CLOV reported $73 million in operating loss in Q3, an improvement from the previous quarter. These improvements are attributed to higher insurance premium revenue and lower MCR in both MA and DC segments compared to the previous quarter. Management cited seasonality and claims volatility, warning of more normalized (higher) medical expenses ahead.

SG&A expenses remain unchanged compared to last year, despite adding more than 120,000 new members in its insurance and DC segments. At this point, I’m not sure if this is an advantage of scale or an indication of inefficiency within the organization, namely a lack of medical auditing, fraud control, and reimbursement negotiation, which could explain the high MCR in its DC segment, which experienced the highest member growth in the past quarters.

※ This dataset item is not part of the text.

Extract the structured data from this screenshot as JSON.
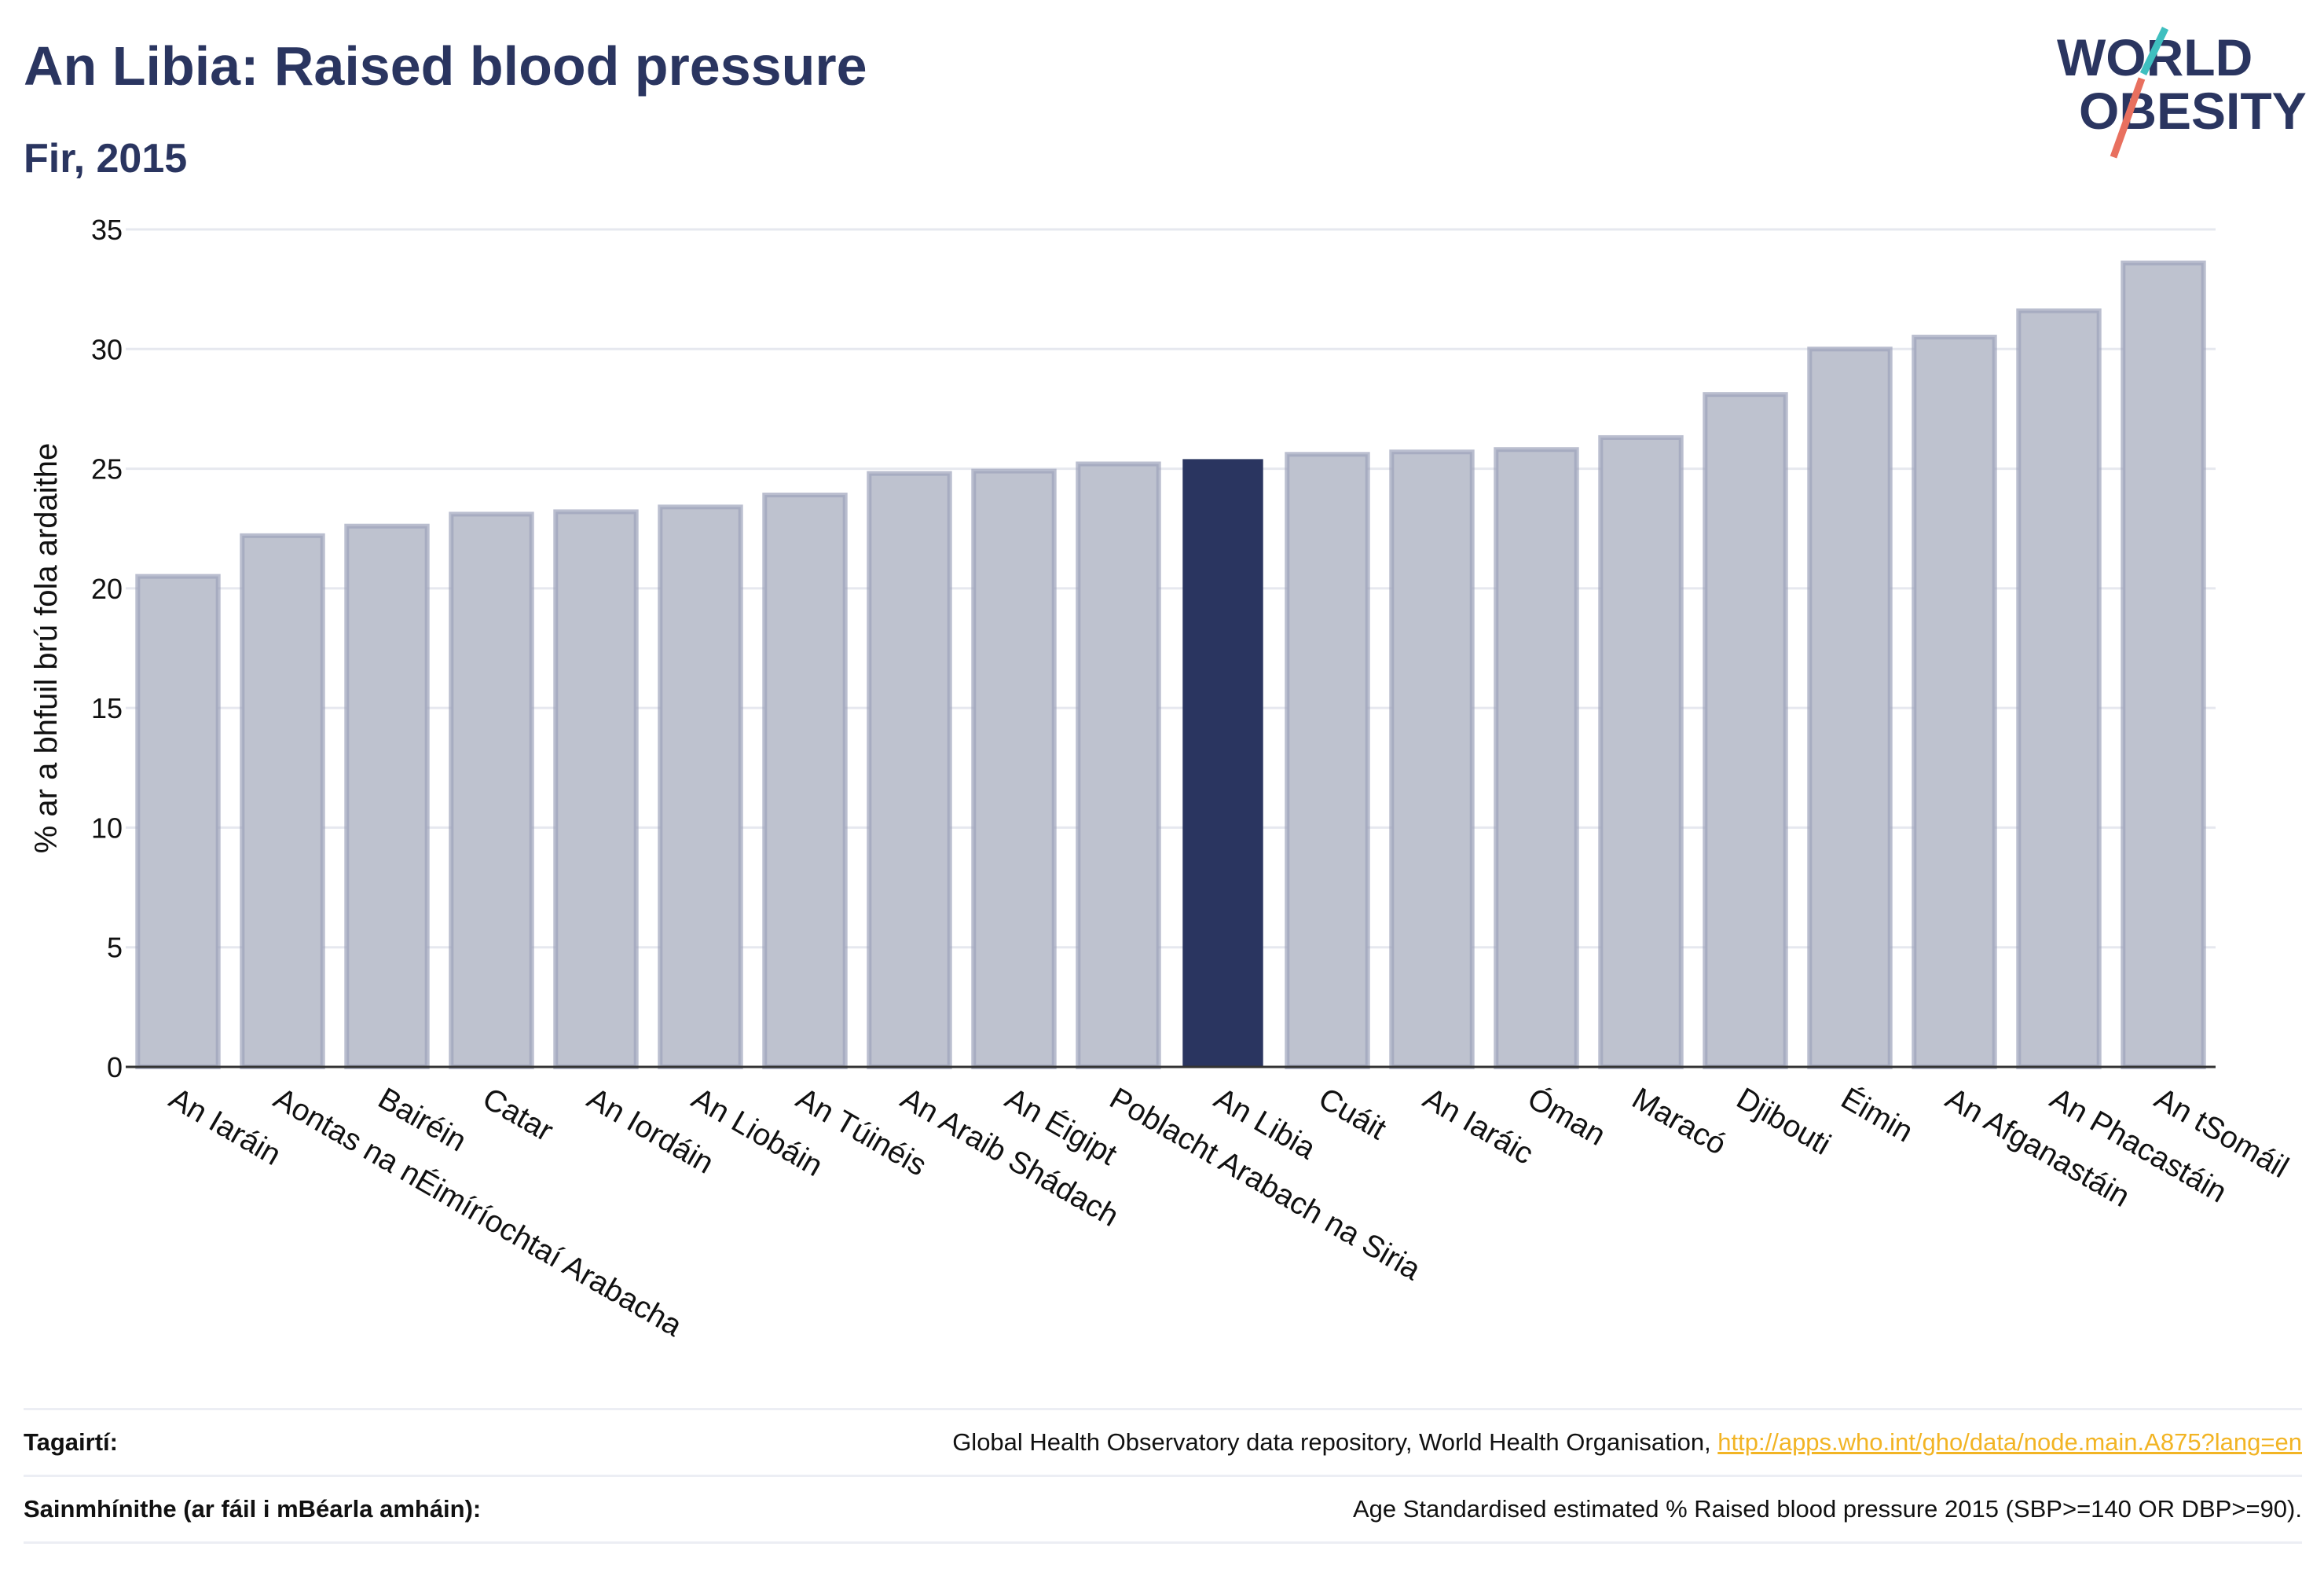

The company ended the quarter with cash, cash equivalents, and marketable securities of approximately $782 million, up nearly $100 million sequentially after receiving a $96 million prepayment for its DC operations for October. On a normalized level, CLOV remains cash-flow negative.

The company expects about 93% MCR for its MA business. After running a quick back-of-the-envelope math based on a 15% MA segment growth rate, 2023 revenue is $1,072 million (2022 revenue run rate) * 1.15 (growth rate) * 0.07 (profit margin) = $86 million (gross profit). This is still below the approximately $370 million annual operating expense. The company states that its DC segment will scale to about $1 billion in 2023, down from $2.3 billion at the time of this writing. Management also gave an MCR guidance of below 100% but has yet to specify a number. Assuming a 95% MCR, the segment will add $50 million to gross profit, still needing more to cover operating losses.

Summary

After months of preaching patience to investors and Reddit followers, CLOV has reversed course on its DC segment and plans to axe enrollees by up to two-thirds this enrollment season (effective 2023.) The cutback comes on the heels of a mixed Q3 report in which the company reported a 2% increase in Medical Costs in its DC segment.

Shares rebounded in the past two trading sessions on speculative bets that the cuts will improve profitability. Nonetheless, the strategic shift highlights a potential structural weakness in CLOV’s operations: its inability to repeat its success beyond its core market segment in New Jersey. There is no clear benefit of Clover Assistant “CA,” and while there might be some correlation between low MCR and CA use, correlation doesn’t mean causation. The company will likely remain unprofitable for at least through 2023.